Is the main goal of protest movements to change minds or to change laws? For the violent protesters it seems to be neither. For the rational and peaceful protesters the goal must be to change laws because we will never change all minds, but laws govern the conduct of everyone. Changing the rules applies to all, including the unpersuaded. If we don’t change laws nothing will change. To change laws you have to change lawmakers. It is often said that it is impossible to legislate morality. But we can legislate conduct and as conduct changes morality follows. When laws are changed ultimately and in the long run minds are changed. Laws are not changed and minds are not changed by violence. Policy change in a constitutional democracy is not decided by force; it is decided exclusively by the people we elect — and no one gets elected without public support. Like it or not that’s the way things work in a constitutional democracy.
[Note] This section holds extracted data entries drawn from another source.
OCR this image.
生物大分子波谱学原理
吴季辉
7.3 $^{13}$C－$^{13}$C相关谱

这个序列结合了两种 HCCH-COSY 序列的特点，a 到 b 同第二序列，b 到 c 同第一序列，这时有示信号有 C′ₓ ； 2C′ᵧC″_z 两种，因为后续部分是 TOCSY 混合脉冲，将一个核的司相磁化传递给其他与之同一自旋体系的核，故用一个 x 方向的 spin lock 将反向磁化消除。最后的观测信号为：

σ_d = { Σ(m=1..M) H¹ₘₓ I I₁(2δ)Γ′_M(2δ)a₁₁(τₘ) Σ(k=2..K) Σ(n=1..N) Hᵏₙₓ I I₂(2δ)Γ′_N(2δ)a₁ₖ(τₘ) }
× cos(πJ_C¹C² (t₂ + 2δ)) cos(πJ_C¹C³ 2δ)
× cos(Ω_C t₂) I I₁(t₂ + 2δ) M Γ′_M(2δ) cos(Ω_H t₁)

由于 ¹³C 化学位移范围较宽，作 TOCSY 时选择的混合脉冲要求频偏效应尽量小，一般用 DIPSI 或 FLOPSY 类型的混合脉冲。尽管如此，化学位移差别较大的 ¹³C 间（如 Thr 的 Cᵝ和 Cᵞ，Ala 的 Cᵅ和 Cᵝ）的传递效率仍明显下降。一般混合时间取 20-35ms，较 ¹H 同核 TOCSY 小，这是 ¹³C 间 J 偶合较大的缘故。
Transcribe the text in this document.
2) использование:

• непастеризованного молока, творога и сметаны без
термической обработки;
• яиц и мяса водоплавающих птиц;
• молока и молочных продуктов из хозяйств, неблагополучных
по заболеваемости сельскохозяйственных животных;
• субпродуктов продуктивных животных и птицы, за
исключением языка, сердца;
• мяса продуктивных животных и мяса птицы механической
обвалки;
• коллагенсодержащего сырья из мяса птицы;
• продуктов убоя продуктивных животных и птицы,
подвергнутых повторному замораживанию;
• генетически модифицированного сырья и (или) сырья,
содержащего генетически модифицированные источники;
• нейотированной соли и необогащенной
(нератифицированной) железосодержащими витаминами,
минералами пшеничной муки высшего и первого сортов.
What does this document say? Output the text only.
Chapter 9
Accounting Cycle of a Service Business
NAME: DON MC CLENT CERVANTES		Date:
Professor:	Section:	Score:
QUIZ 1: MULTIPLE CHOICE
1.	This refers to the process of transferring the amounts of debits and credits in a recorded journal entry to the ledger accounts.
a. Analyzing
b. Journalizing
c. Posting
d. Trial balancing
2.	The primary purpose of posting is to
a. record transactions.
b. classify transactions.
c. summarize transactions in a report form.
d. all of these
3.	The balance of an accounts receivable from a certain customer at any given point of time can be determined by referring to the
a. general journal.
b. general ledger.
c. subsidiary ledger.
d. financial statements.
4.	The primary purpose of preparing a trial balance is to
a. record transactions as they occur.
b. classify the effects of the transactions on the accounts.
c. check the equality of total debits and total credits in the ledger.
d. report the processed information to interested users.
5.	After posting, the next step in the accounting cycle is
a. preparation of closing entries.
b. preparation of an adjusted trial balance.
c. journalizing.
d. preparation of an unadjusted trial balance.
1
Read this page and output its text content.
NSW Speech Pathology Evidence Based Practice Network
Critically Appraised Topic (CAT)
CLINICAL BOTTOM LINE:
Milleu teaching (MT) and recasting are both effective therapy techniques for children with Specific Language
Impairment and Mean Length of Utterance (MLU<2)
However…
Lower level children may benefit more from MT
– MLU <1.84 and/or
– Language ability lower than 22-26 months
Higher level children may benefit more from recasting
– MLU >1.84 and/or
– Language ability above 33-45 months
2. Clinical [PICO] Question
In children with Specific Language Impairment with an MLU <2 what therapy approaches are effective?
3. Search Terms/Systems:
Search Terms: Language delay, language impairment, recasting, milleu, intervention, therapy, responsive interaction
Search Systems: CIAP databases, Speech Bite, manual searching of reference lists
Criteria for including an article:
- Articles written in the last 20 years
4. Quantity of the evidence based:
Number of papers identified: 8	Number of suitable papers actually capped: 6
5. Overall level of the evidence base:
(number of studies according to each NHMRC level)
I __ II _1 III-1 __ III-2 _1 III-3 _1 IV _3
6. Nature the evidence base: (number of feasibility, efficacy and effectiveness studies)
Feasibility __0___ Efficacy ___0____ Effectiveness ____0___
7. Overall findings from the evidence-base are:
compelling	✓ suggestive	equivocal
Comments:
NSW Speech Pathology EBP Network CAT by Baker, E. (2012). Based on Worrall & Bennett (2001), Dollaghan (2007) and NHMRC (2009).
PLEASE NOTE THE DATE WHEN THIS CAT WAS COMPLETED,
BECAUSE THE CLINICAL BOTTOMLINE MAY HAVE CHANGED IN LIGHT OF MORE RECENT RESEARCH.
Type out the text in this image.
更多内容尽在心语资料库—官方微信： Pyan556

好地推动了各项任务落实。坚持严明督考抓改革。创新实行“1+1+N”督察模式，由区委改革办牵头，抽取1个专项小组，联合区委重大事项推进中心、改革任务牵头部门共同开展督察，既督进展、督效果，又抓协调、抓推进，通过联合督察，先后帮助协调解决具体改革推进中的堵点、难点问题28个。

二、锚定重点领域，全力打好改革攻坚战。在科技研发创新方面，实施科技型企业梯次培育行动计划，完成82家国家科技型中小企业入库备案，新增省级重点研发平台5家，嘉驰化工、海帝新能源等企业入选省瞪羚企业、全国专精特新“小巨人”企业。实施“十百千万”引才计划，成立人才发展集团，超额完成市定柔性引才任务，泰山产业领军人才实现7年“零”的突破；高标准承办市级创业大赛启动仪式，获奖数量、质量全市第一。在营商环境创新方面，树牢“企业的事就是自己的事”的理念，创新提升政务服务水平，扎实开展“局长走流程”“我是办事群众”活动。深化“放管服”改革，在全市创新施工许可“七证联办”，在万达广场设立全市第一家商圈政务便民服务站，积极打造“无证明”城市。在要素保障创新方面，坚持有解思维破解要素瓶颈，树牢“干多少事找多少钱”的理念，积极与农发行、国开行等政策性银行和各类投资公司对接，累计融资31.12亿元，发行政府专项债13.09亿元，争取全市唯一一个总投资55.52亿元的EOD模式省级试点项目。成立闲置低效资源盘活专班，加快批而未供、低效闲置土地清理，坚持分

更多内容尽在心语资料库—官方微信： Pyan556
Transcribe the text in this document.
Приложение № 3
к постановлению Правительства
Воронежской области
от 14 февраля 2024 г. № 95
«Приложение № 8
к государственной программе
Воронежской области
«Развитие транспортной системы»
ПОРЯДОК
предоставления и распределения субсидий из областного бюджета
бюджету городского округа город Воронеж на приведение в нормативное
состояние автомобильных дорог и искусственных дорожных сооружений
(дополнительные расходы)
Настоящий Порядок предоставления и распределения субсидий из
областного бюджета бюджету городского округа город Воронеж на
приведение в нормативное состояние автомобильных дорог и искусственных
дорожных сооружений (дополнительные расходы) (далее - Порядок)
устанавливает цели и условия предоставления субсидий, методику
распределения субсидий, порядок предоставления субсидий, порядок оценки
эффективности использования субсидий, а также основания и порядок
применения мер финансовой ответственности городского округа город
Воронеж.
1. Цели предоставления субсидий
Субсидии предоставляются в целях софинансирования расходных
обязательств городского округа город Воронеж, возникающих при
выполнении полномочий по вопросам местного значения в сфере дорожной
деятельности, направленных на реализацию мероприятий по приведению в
So protest activities that are conspicuously violent instill public resentment, are largely unpopular and counterproductive. These young misguided protesters should wake up to reality and try to gain public support by words, not rocks and bottles, by public discourse, reason, argument and participation within the system of elected representative government as it is. If that system is not democratic enough, if it needs to be changed to protect the rights or the causes of protesters and to make the system more fair, equal and democratic that will occur at the ballot box, not in the streets. Have any of these firebrands ever run for office? I don’t think so. I think they’re the ones who vandalized the junior high school when they were kids. Democracy is not their thing. Thankfully, they mostly will get over all that stuff as they get older and probably wind up selling insurance.
In the meantime, protests continue unproductively, increasingly taken over by angry warring factions — spiraling downward into lethal depths and spoiling opportunities for reason, debate and democratic change.